So, like, I’m working in Microsoft Excel 2016; having an office 365 subscription and it frequently freezes on “all” my machines. JAWS goes quiet and I can’t even get narrator to turn on at this point.
Perhaps VFO Group’s President and CEO, Tom Tiernan, Vice President of Software Product Management, Eric Damery, or Vice President of Enterprise Services, Matt Ater could figure out what’s going on with JAWS and fix the damn thing. After all; according to information provided online, “VFO is a leading global accessibility solutions provider with the VFO brands, Freedom Scientific, Optelec, and Ai Squared, having a long history of developing and providing innovative assistive technology solutions.”
In the audio file provided above I reference the Excel sheet I use for doing my bills. It is a multi-sheet file, however, it’s not the only one I work with and the behavior is always the same.
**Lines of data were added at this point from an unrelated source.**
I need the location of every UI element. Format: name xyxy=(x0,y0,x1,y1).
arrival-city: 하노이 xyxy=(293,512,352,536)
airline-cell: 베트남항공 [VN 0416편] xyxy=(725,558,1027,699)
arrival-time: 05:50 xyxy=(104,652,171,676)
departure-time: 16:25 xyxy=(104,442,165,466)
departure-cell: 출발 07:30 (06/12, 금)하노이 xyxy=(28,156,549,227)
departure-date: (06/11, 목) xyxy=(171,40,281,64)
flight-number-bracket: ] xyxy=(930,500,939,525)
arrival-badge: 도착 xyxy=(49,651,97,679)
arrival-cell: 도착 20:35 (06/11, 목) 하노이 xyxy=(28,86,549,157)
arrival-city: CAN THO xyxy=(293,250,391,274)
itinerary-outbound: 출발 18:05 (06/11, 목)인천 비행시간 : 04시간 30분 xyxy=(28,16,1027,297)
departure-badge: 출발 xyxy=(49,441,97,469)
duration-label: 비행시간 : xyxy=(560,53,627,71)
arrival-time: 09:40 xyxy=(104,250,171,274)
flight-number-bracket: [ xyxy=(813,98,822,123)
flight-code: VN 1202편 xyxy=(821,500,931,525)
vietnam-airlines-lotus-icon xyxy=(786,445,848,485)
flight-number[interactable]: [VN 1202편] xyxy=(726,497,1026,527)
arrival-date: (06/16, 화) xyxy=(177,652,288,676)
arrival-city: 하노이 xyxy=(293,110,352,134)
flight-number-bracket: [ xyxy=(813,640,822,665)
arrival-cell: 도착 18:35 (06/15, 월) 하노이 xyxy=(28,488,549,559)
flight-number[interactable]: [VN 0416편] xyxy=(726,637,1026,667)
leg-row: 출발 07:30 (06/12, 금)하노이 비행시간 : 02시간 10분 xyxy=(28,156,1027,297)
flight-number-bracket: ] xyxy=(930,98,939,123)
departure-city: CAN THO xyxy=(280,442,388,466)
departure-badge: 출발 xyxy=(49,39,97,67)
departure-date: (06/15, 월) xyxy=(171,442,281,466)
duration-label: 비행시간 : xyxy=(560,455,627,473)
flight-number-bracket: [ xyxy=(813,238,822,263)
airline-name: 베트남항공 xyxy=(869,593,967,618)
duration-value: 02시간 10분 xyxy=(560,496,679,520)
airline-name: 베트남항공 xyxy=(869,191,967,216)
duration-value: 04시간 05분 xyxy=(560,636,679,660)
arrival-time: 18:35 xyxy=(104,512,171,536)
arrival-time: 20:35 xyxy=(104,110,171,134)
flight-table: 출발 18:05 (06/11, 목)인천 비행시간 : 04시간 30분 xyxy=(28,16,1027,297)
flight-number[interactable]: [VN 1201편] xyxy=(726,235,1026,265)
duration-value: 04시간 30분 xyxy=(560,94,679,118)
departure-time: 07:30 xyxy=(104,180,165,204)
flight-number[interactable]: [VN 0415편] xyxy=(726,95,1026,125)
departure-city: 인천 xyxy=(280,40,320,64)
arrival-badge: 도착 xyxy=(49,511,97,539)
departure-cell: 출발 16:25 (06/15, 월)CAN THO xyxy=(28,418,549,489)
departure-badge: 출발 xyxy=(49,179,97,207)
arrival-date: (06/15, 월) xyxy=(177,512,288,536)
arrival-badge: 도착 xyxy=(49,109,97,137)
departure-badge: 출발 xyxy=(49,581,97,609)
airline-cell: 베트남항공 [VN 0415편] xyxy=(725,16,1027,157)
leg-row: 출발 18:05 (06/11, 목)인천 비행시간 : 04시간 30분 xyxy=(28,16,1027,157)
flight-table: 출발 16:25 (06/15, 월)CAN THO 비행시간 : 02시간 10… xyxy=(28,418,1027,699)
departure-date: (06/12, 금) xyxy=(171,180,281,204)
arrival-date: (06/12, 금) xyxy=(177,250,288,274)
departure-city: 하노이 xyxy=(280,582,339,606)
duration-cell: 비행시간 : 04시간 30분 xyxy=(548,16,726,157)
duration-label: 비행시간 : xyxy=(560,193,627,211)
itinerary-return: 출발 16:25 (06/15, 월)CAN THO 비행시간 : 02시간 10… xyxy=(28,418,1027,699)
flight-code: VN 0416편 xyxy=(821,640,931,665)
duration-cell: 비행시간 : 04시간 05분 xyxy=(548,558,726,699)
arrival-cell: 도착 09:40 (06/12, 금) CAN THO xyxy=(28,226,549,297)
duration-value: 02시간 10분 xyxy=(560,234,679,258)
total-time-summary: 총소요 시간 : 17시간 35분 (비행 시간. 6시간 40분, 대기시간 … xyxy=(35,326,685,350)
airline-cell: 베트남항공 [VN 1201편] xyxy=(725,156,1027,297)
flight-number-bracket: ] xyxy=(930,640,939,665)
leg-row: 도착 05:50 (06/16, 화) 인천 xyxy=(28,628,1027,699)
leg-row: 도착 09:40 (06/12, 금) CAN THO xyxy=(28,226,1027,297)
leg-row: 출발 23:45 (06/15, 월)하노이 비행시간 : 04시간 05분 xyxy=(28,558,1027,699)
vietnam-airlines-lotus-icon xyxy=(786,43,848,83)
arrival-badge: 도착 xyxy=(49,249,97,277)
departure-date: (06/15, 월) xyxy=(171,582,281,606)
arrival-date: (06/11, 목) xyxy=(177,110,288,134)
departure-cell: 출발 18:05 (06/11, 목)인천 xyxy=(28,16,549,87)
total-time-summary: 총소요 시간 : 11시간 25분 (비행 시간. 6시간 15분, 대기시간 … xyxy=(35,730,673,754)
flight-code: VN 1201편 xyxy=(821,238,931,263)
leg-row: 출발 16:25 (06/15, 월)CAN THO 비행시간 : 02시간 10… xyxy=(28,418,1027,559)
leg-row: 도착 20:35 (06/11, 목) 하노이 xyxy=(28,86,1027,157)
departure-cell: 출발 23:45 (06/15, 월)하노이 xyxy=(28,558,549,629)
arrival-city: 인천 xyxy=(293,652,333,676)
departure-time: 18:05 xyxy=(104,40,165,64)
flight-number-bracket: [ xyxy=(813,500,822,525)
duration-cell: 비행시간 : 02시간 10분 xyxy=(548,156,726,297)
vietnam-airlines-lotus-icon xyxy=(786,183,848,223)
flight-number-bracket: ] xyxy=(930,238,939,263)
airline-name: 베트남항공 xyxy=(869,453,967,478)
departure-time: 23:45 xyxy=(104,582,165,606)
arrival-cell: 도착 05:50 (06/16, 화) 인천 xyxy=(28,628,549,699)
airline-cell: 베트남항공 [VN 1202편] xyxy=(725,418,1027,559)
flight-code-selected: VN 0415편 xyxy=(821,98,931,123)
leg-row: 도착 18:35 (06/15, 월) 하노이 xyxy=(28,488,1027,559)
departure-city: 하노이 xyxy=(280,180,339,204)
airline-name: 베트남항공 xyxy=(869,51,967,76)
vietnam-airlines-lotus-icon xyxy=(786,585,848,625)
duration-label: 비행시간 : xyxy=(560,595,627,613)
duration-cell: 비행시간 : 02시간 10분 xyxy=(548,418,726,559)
When working in Excel for the first five minutes or so; things function normally. But after that it all goes to hell and I get the honor of spending the next five minutes attempting to gain some semblance of control over my Windows 10 powered computers.
It seems to me that this freezing problem between JAWS and Excel is triggered when I arrow to the right after one of my entries in a Column has been automatically completed by the Excel program. It’s happened when I’ve arrowed up or down, too. However, it would seem that the auto completion in Excel is definitely the trigger.
I’ve tested Narrator in Excel and it doesn’t give me the grief that JAWS does. So, “Yeah,” even this non-software programmer has enough brains to know that the problem definitely has to do with the way “JAWS” interacts with Excel.
I didn’t start having trouble with Excel and JAWS until I upgraded to Version 18.0.2945. I’d go back to an earlier version. But, having already taken the Windows 10 Creator download I’m stuck with things as they are. If Narrator had better voices I’d use that and just say the hell with it.
But, I’ve been giving my money to the creators of JAWS for over a decade and a half and expect that the developers providing me with this innovative assistive technology, “For A Fee,” will come up with a solution, soon. That is what I pay them for, “Right?”
I would call VFO Tech support for assistance with this issue. However, I’m certain that if they didn’t try to get me to call the Microsoft Accessibility number; we would have a conversation that pretty much leaves me, and more than likely, other people like me, in the position I’m at with it right now. “Nowhere.”